One other interesting thing of note in today’s debate (read it here) is that the government really wants us to know it is sort of going after former Post Office Chief Executive Paula Vennells.

Since Lord Callanan has been in post, the Rev Vennells has been disappeared from her Cabinet Office job. Now Callanan says “it would be very helpful if [Vennells] would account much more fully in public for what she knew and for the actions that she took at the time. I have written to the Department of Health to make clear our position on her future. The Care Quality Commission is, I believe, looking at whether she is a fit and proper person for the role that she holds. I hope that it will conduct that review swiftly. Obviously, I cannot predict that, and it is not a matter directly for me, but I have written to the Department of Health to make my views clear.”

I have written before about Paula Vennells flat refusal to be interviewed by any journalist about the decisions she made whilst CEO of the Post Office. If there were a judge-led inquiry into the scandal, she could be compelled to give evidence.

Charge of the select committee chair brigade

Continuing the judge-led inquiry vs lessons learned review debate, the chair of the BEIS select committee appears to have gone walloping into the middle ground by writing a letter to the Post Office minister Paul Scully asking for a lessons learned review with the teeth of inquiry. The journalist Tony Collins dissects this on his blog as does the mighty Karl Flinders at Computer Weekly.

Historical Shortfall Scheming

As readers of this week’s Private Eye will note, the lawyers running the Post Office’s Historical Shortfall Scheme are Herbert Smith Freehills. HSF are the same bunch behind the Post Office’s attempt to get the first group litigation judgment overturned on the grounds it was “radically wrong.”

Hmm. Turns out they were radically wrong.

HSF are also infamous for being the law firm which ran a compensation scheme for victims of the Lloyds/HBoS banking fraud, which was found by the Cranston Review to be both unfair and unreasonable in its failure to make a single award to applicants for their Direct and Consequential losses as a result of being defrauded by their bank.

Why the Post Office thought HSF were the right law firm to run a compensation scheme for Subpostmasters hoping to recover money they were forced to pay the Post Office on the basis of unsupported Horizon calculations is a mystery.

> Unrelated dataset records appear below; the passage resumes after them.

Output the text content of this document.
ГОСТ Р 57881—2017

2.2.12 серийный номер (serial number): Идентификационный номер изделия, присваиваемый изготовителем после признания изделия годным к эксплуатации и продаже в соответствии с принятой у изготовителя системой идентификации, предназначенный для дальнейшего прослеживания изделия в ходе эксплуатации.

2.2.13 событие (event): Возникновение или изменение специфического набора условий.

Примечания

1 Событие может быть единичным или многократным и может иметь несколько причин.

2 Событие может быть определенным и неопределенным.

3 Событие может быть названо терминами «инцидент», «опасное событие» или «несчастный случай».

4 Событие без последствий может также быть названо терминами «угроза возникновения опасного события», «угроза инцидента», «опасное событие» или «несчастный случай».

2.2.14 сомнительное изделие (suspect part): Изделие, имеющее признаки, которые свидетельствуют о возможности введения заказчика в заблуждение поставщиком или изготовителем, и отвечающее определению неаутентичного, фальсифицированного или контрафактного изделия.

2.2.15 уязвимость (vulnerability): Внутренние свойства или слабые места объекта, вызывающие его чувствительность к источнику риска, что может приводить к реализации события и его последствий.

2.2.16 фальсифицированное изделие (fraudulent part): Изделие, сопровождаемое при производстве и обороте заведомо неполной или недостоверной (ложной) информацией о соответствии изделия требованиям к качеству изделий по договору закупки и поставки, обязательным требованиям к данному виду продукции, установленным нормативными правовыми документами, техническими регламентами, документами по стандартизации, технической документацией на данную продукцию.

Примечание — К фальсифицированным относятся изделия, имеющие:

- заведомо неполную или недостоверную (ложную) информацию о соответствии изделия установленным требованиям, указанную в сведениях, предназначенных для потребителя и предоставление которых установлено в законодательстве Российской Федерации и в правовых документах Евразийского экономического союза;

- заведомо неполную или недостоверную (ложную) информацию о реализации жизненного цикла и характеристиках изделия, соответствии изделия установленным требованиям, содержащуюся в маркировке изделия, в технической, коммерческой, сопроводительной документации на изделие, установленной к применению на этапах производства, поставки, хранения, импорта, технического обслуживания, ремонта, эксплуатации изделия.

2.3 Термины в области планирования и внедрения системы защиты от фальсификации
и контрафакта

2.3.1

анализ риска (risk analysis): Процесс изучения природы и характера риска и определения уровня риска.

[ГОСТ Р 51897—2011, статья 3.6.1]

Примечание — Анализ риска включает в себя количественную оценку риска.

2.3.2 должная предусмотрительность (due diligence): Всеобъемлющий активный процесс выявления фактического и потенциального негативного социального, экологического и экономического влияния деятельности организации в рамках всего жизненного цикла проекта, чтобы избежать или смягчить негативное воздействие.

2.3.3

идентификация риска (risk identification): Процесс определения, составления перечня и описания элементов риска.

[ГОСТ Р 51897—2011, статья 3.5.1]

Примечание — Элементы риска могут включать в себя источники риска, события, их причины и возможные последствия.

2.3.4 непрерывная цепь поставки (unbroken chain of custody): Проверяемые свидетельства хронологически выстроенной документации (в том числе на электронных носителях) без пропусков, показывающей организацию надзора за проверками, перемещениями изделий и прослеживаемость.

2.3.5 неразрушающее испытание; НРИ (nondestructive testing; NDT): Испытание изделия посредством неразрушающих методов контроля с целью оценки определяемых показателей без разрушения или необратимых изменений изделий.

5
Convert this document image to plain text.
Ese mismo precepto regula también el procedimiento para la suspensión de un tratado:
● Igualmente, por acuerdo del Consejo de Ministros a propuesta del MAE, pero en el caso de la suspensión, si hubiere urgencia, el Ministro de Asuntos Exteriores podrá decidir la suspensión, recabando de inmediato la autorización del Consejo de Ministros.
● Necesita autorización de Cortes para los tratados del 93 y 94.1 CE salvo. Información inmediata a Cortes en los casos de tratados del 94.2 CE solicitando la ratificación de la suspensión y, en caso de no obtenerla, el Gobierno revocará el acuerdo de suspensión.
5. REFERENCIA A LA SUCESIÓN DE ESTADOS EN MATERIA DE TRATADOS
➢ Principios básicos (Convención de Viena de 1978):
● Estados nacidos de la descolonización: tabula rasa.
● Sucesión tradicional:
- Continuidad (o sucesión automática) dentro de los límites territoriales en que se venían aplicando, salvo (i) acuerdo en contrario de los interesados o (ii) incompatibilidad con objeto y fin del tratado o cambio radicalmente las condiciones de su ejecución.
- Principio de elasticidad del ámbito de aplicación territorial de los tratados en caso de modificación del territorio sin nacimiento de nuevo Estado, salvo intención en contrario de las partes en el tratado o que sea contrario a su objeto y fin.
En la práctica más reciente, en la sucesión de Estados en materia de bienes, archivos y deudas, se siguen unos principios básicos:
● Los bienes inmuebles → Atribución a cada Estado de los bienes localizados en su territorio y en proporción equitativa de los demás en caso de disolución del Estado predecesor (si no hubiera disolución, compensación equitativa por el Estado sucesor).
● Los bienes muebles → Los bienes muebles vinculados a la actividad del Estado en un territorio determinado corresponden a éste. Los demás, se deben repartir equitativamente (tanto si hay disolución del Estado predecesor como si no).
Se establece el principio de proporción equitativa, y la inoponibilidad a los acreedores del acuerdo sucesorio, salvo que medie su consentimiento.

One barrister told me it was like putting the fox in charge of the chicken coup.

I contacted the Post Office press office and asked “How do you know [HSF] will be fair and deliver just outcomes, rather than outcomes favourable only to the Post Office? Or is that the intention in appointing them?”

I was pointed towards the scheme’s FAQ.

HSF have already been complained about in parliament by the MP Kevin Hollinrake, who happens to have a constituent caught up in the Post Office scandal. The solicitor Neil Hudgell (who now represents a number of Subpostmasters) also has concerns about the Historical Shortfall Scheme, and has blogged about them here.

Btw, the independent panel for the scheme has been announced. They are:

Alex Charlton QC, a barrister with particular expertise in software and IT systems; Susan Blower, a forensic accounting partner at BDO and fellow of Chartered Accountants of England and Wales; and retail expert Sunder Sandher, a member of the Independent Retailer Board of the Association of Convenience Stores.

Crowdjustice link

Time is running out for the Justice for Subpostmasters Alliance to hit their crowdfunding target of £98,000. JFSA members want to make a complaint to the Parliamentary Ombudsman about the government’s complicity in the Post Office scandal. At the time of writing they are very nearly half way there with 12 days to go. If you haven’t made a pledge, do consider it. If the total is not reached, your account will not be debited. Donate and learn more here.

As we’re on the subject of Justice, remember the CCRC asked the Ministry of Justice Select Committee to examine the rules around private prosecutions in the light of the Post Office’s alleged abuse of process? Expect some news on that next week. But you didn’t hear it from me, right?

Thanks for all the ongoing correspondence. I think I’m almost on top of it. Nudge me if you have an outstanding query. And have a great weekend.